A few months back, I went to Pittsburgh, Texas and got a good look at a replica of the Ezekiel Flying Machine. It took to the air a year before the Wright Brothers flew at Kitty Hawk, but only for 167 feet before crashing into a fence. The story is intriguing and noteworthy, but more as a cautionary tale than a serious scientific achievement.
In 1900, Reverend and lumber mill owner, Burrell Cannon decided he’d been called by God to build a flying machine. He’d studied the Book of Ezekiel for years and was captivated by its description of an “aircraft” that featured “a wheel in the middle of a wheel” by which “living creatures were lifted up from the earth.” Cannon believed he could recreate the craft, so he sold his lumber mill in Pine and moved to Pittsburgh.
In Pittsburgh, he preached the Gospel and peddled his ideas for an aircraft designed straight from the Good Book. With the Almighty on his side, he sold $25,000 worth of stock and began construction.
Within two years, he completed a one-man, 26-foot flying machine that featured a light, tubular metal frame, an almost circular, fabric-covered flying-wing, a secondary lower wing and two pairs of wheels tucked below the wings. The outer wheels were eight feet in diameter and designed to taxi the craft up to take-off velocity; the inner wheels were paddle-operated and devised to drive the craft once it was aloft.
In mid-1902, one of Cannon’s employees piloted the craft on its maiden flight. According to eyewitness reports, it picked up speed, left the ground, drifted in the air and began vibrating violently before its undercarriage collided with a wooden fence post as it passed over. Later that year the craft was destroyed by a storm while sitting on a flatbed train car on its way to the St. Louis World’s Fair.

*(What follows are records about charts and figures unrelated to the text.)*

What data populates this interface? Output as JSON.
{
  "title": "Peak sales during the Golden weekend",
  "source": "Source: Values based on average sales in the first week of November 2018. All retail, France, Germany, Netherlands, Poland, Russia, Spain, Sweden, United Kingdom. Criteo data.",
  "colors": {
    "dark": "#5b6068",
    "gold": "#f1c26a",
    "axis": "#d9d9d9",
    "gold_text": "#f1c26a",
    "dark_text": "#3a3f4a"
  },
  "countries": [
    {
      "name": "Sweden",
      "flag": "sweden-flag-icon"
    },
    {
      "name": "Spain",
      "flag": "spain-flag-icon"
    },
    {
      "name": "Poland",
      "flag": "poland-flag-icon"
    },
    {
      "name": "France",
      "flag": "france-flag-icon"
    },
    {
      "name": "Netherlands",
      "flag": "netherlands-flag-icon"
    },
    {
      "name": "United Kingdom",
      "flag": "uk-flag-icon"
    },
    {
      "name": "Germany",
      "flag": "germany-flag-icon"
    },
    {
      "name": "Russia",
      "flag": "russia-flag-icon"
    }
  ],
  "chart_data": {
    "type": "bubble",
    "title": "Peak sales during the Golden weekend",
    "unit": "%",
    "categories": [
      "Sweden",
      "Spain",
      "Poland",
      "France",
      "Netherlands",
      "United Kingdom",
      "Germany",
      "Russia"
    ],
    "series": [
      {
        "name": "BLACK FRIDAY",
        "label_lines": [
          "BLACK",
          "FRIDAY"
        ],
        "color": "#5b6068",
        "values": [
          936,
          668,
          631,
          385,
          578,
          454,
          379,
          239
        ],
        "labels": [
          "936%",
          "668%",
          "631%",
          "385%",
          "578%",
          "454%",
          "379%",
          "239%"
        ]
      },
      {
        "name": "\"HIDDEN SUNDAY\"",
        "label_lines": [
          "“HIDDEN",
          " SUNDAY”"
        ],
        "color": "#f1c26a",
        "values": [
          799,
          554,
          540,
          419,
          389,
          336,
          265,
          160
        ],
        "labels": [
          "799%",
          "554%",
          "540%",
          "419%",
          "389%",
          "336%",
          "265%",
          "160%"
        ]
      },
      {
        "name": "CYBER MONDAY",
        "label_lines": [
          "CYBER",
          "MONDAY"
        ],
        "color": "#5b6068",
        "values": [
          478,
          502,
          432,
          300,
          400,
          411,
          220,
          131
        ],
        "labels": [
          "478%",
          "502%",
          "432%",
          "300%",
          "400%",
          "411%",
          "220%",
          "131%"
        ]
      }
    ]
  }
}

In the end, the Ezekiel Flying Machine was a marvel to behold, but Cannon’s engineering was more beholden to the Holy Writ than the laws of gravity. Adhering to the wheel within a wheel concept made the craft a faithful clunker that was too heavy and unwieldy for practical flight.
We make this mistake all the time, even today. Creationists believe that God made human beings out of the dust of the ground, fashioning our oldest female ancestor as an afterthought and from one of the first human male’s ribs. No sperm or egg. No DNA. No birth, infancy or adolescence. Just clay figurines animated and given a soul for good measure.
New or “Young” Earth theorists believe the Earth is no more than 7,000 to 10,000 years old and most of their data is based on counting up the generations in the Bible and adding them to the calculated number of generations since the Bible. No Homo erectus or Cro-Magnon steps in the process—just ready-made Homo sapiens that hit the ground begetting other Homo sapiens.
Both claims are more beholden to the Holy Writ than objective scientific analysis and they arguably require a suspension of critical thinking. For starters, the Bible was a latecomer on the scene. The Pyramid of Giza and the Epic of Gilgamesh predate it by millennia. Millions of folks were living in self-sustaining, fully-functioning communities long before Christ and Christianity ever appeared. And any serious student of the Bible and the history of the region knows that “Eden” narratives like the one found in Genesis and metaphors like the lord being a shepherd were borrowed from older cultures and pre-existing religions.
The Bible is an inspiring, poetic text but parts of it are hardly original and the parts that were original have been translated and re-interpreted more than once. Sacred, yes, holy, perhaps, but scientific—no.
If Reverend Cannon hadn’t been hamstrung by the Bible, Texas might have been first in flight (the controllable, steerable, safely-landing kind). If the basis for our children’s education was rooted in science instead of superstition, they might fare better against their overseas counterparts. If the Scriptures hadn’t have indicated that Christians were meant to “have dominion” over “every living thing that moveth upon the earth,” we probably wouldn’t have such an absurd sense of entitlement and perhaps it wouldn’t be so easy for us to continue marginalizing the rest of the natural world.
Religion isn’t a bad thing unless it’s applied badly.
Relying on religious beliefs to navigate gravity, education or science in general isn’t just a bad idea; it’s a bad application of faith.
As we stumble towards an uncertain future, do we really want to base our fate on faith?